La buona Notizia Il Vangelo della xxxii Domenica del Tempo Ordinario (Marco 12, 38-44)

Due monetine nella terra del «quinto Vangelo»

02 novembre 2021

Nella Terra che Paolo vi chiamava «il quinto Vangelo» c’è un piccolo ma ricco museo che non mostra solo ritrovamenti antichi ma parla dritto al cuore. Si trova a Gerusalemme nel posto in cui secondo la tradizione Gesù venne flagellato, e dove oggi biblisti, storici e archeologi conducono il prestigioso Studium Biblicum Franciscanum. A guidarci lungo i corridoi segnati dalla pietra bianca gerosolimitana è il francescano che questo piccolo scrigno di reperti di cultura biblica ha ideato ed organizzato. Padre Eugenio Alliata ci guida tra le vetrine col suo parlare mite e soprattutto con la modestia dei veri sapienti, che rassicura la nostra abissale ignoranza. Poi davanti a un espositore illuminato prende tra le dita, con il tocco delicato degli archeologi, una monetina. E spiega «vedete, questa monetina era di quelle che erano in uso nel Tempio di Erode. Questa è come le due monetine (“che insieme fanno un soldo”) che la vedova povera getta nel tesoro del tempio». Ma a quel punto il nostro sguardo non è più catturato dalla monetina ma dal viso, dagli occhi, del frate archeologo che si illuminano e malcelano un’intensa emozione.

Una simile emozione letta negli occhi di Gesù che si ferma e osserva, mettendo il suo sguardo amorevole su un piccolo ma essenziale dettaglio: una donazione assoluta, letteralmente la donazione «della sua vita intera».

Un noto psicoanalista affermava che «amare è donare la propria mancanza», cioè donare ciò che non si ha, come la vedova, ultima nella scala sociale, che attraverso il dono delle sue uniche due monetine, mostra tutta la sua umana finitezza. Viceversa, c’è chi dona con un amore narcisistico e vuole farsi amare, con un amore che esige la specularità dell’amare se stessi nell’altro e volendo salvaguardare il proprio Io, conservando quella parte di sé per poterla continuare ad amare nell’altro.

La vedova non si identifica con quello che dona, lei stessa è un atto donativo, non necessita di difendere la propria identità, coincidente magari con un abito, un ruolo, un atteggiamento.
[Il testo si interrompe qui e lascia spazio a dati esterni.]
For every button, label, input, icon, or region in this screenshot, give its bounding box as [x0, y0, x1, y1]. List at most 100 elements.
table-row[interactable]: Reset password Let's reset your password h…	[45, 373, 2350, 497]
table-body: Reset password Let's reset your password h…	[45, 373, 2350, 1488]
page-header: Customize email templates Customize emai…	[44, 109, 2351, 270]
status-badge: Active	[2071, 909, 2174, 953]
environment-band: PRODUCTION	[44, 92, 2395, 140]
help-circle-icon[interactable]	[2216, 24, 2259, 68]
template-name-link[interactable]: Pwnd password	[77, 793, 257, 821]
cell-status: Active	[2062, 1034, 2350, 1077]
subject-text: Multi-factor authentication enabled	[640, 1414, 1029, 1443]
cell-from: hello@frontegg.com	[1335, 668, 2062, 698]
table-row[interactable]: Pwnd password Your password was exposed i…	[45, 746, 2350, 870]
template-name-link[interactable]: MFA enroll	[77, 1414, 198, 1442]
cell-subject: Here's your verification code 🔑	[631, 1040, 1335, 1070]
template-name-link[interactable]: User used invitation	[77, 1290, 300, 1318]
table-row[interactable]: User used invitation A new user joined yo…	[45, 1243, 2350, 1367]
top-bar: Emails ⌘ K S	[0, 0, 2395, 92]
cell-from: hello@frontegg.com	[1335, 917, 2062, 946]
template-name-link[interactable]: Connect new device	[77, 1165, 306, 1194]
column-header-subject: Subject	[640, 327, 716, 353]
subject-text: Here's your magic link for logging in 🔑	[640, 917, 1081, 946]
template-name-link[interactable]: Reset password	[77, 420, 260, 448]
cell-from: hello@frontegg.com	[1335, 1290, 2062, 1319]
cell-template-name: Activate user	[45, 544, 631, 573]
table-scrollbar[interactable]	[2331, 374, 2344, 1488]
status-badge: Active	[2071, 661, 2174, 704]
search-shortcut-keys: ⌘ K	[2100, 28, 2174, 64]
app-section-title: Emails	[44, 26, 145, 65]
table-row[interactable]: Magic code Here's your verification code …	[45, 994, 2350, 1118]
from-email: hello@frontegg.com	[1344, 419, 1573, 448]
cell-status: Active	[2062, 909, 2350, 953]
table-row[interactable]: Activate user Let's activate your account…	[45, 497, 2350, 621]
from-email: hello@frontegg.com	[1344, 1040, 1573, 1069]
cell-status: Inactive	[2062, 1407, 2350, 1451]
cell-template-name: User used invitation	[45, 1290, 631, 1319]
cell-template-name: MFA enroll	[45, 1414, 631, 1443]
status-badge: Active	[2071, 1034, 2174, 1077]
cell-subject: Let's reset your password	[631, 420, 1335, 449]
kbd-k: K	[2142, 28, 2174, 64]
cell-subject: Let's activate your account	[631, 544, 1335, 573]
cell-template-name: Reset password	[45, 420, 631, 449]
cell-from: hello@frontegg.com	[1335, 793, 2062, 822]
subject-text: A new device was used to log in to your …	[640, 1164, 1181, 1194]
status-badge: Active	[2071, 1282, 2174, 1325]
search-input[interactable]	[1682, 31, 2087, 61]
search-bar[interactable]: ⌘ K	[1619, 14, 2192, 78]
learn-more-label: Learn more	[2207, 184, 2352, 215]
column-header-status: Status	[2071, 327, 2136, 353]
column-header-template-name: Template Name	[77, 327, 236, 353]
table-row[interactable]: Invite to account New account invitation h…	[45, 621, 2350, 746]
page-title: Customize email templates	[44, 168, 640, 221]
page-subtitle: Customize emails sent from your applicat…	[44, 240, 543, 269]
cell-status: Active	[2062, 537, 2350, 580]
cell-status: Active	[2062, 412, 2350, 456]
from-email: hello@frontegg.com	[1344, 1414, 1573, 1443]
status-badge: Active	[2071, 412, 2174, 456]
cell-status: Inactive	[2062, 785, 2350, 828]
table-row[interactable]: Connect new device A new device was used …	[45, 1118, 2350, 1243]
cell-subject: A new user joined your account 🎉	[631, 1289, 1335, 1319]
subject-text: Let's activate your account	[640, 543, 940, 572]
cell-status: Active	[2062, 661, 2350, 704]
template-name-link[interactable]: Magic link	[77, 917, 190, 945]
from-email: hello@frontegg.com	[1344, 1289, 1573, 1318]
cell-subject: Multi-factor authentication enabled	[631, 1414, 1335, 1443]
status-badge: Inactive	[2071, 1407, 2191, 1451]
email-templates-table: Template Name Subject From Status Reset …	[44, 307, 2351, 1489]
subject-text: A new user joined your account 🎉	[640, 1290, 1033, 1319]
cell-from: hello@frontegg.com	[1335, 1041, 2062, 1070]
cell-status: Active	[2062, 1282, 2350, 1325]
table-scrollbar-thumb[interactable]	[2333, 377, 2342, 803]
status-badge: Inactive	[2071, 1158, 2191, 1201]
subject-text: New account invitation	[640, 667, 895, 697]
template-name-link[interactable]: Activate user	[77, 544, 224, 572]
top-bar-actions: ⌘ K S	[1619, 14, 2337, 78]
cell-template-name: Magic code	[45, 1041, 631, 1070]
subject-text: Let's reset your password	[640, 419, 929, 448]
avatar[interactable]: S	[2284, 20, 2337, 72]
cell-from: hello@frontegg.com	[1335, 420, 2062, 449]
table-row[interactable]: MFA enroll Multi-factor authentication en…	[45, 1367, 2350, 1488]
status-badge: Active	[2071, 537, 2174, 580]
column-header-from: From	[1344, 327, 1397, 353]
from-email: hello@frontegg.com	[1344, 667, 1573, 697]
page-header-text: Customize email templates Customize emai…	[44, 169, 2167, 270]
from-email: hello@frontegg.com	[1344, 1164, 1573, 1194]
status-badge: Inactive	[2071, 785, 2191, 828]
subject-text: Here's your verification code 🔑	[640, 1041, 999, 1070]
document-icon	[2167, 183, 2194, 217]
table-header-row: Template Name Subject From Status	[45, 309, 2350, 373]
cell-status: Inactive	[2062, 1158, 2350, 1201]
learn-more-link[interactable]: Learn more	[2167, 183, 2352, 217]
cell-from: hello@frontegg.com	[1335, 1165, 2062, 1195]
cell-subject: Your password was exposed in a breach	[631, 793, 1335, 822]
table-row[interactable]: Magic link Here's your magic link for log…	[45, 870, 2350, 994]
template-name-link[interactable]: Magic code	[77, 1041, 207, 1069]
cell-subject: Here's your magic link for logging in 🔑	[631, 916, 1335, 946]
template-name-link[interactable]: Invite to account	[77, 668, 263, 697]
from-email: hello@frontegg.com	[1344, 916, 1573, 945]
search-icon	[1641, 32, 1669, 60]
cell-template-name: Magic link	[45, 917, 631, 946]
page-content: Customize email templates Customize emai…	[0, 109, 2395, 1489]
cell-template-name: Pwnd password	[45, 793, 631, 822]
A volte il nostro bisogno di identificarci con quell’abito, con quel personaggio ci fa compiere delle gestualità cultuali che sottendono una falsa narrazione di noi stessi, precludendoci la possibilità di percorrere in pienezza e autenticità la nostra vita connotata umanamente da limiti e mancanze. Ma i limiti contengono già in essi la possibilità di un loro superamento.

Nello sguardo di Gesù l’amore negoziato non trova spazio, la pienezza del gesto di questa donna è paragonabile alla pienezza che si vive quando ci si innamora di qualcuno, il mondo si trasforma, prende forme diverse e si prova quella meravigliosa sensazione che tutto si può, con la fiducia che l’altro ci ama per quello che siamo. Questa donna non desidera attirare su di sé lo sguardo benevolo altrui, lei ha già conquistato il suo posto nel mondo, ha già fatto i conti con la sua povertà.

Simbolo di un’esperienza di fede adulta, la figura della vedova ci può indicare cosa sia una fede incarnata, concreta e non mediata da tante “parole”. Il cuore e la testa di questa donna hanno trovato armonia, lei ha fatto la sua scelta, incarna una eccedenza che trasforma e che la rende preziosa agli occhi di Gesù. A volte, la nostra umanità ci inganna, e la grande paura di non essere amati dall’altro ci spinge a scegliere di salvaguardare il nostro piccolo Io, volendo difendere le ben piantate radici del nostro ego nel terreno della vita, incapaci di fare quella sana potatura che ci può rendere liberi di fiorire in tutta la nostra bellezza e capacità donativa, gioiosi di essere amati per la nostra autentica nudità.

Quale gioia più grande per un Padre è sentirsi amato in totale pienezza dalla propria creatura!